After this we made a complete new installation in a new operating system (docker container) with Contao Manager Beta9, @leofeyer but the problem is still there and reproducable. Therefore I hope that this issue will be opened again.

[leofeyer]

How exactly can we reproduce the issue?

[dibole]

Heute haben wir bei der 4.4 Edition, die mit dem Composer installiert wurde, ein Update auf Version 4.4.2 gemacht und nun haben wir dort ebenfalls das Problem, dass die base href im HTML-Header im Backend nach dem Login auf eine unverschlüsselte Domain zeigt und deshalb die CSS-Files nicht geladen werden. Vor dem Login zeigt die base href übrigens noch auf die verschlüsselte Domain). Der Bug liegt also nicht am Contao Manager, sondern muss mit dem Update von 4.4 auf 4.4.2 reingekommen sein. @leofeyer Wir benutzen Apache (Events) und PHP-fpm

[dibole]

Neue Erkenntnis: Die in Contao verwendete Funktion isSecure von Symfony funktioniert bei der Verwendung eines Proxies nur, wenn diese mittels der Funktion setTrustedProxies definiert wurden -> http://api.symfony.com/2.3/Symfony/Component/HttpFoundation/Request.html#method_isSecure

[xgcssch]

dibole is right: setTrustedProxies solves the problem.
As i'm not familiar with the codebase, i added
Request::setTrustedProxies(array('192.168.1.2'));
to app.php.
192.168.1.2 is the upstream loadbalancer with ssl-decoding.
Best regards
Sönke

[Toflar]

As i'm not familiar with the codebase, i added
Request::setTrustedProxies(array('192.168.1.2'));

This is exactly the way to go.
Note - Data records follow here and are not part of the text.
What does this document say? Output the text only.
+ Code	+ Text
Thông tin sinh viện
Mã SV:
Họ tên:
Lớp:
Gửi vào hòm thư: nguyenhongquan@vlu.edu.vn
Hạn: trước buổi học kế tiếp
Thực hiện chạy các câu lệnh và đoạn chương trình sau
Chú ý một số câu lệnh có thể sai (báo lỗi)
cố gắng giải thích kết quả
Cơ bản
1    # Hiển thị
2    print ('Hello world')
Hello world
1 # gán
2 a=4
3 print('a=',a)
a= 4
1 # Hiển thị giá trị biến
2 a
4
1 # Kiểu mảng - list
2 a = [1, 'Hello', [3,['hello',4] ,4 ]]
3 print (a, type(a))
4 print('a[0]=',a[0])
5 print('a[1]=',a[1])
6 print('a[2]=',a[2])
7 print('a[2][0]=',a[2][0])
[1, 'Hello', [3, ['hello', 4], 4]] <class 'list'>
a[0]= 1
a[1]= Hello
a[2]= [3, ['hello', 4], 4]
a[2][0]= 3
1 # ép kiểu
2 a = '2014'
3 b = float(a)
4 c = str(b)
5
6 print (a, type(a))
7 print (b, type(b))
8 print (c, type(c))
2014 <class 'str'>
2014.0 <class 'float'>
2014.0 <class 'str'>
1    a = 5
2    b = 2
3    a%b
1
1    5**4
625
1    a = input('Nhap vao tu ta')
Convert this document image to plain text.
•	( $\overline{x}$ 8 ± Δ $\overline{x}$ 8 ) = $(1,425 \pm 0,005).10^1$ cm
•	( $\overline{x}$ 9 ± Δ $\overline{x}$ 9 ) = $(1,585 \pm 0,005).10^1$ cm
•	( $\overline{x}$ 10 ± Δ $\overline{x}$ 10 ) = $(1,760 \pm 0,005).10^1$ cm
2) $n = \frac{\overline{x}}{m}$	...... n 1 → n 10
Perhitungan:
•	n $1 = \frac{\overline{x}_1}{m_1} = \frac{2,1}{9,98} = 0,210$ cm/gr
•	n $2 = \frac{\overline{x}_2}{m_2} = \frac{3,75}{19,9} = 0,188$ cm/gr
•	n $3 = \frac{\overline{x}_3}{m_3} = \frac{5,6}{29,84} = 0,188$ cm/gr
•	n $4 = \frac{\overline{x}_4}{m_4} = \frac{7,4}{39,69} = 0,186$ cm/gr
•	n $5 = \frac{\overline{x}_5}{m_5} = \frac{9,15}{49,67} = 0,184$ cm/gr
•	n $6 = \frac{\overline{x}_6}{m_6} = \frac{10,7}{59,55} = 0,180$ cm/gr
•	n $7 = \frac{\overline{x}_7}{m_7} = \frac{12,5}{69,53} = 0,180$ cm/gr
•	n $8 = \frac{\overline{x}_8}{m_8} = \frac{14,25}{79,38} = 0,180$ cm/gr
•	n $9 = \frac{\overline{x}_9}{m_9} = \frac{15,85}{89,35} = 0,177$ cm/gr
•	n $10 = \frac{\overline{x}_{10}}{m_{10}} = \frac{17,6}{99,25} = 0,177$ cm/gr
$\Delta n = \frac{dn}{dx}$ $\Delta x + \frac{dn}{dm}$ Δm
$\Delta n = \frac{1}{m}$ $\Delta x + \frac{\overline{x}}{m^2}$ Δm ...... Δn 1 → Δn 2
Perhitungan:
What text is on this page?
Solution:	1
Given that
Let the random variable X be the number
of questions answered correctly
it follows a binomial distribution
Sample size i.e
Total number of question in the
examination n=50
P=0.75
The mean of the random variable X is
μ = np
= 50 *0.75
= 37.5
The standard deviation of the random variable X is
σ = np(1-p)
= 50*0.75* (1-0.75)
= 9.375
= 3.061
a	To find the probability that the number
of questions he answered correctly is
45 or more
That's how you have to set trusted proxies in Symfony applications :)

[aschempp]

Just be aware that app.php is overwritten when you update a regular Contao Managed Edition.

[leofeyer]

Not ideal. Can this be configured or do we have to adjust our app.php file?

[Toflar]

You cannot configure that. It is by design that it has to go to your entry point. It used to be a configuration parameter in Symfony but it was deprecated and removed. So for a standard Symfony app, modifying it in app.php (or index.php for Symfony 4) is the way to go.
In the Contao Managed Edition we could provide a configuration parameter that itself then writes it into the entry points when generating them. I'd happily vote for accepting such a PR but no time to work on that because I don't need it myself atm.

[leofeyer]

@xgcssch Maybe you can copy the app.php file and store your changes under a different name (e.g. app_custom.php or even index.php). Then if you adjust the rewrite rules, your application will use your custom entry point, which is never overwritten.

[aschempp]

What do you think about adding an environment variable for trusted proxies, so we can set it through the .env file?

[leofeyer]

Not sure. Why does Symfony not have this option?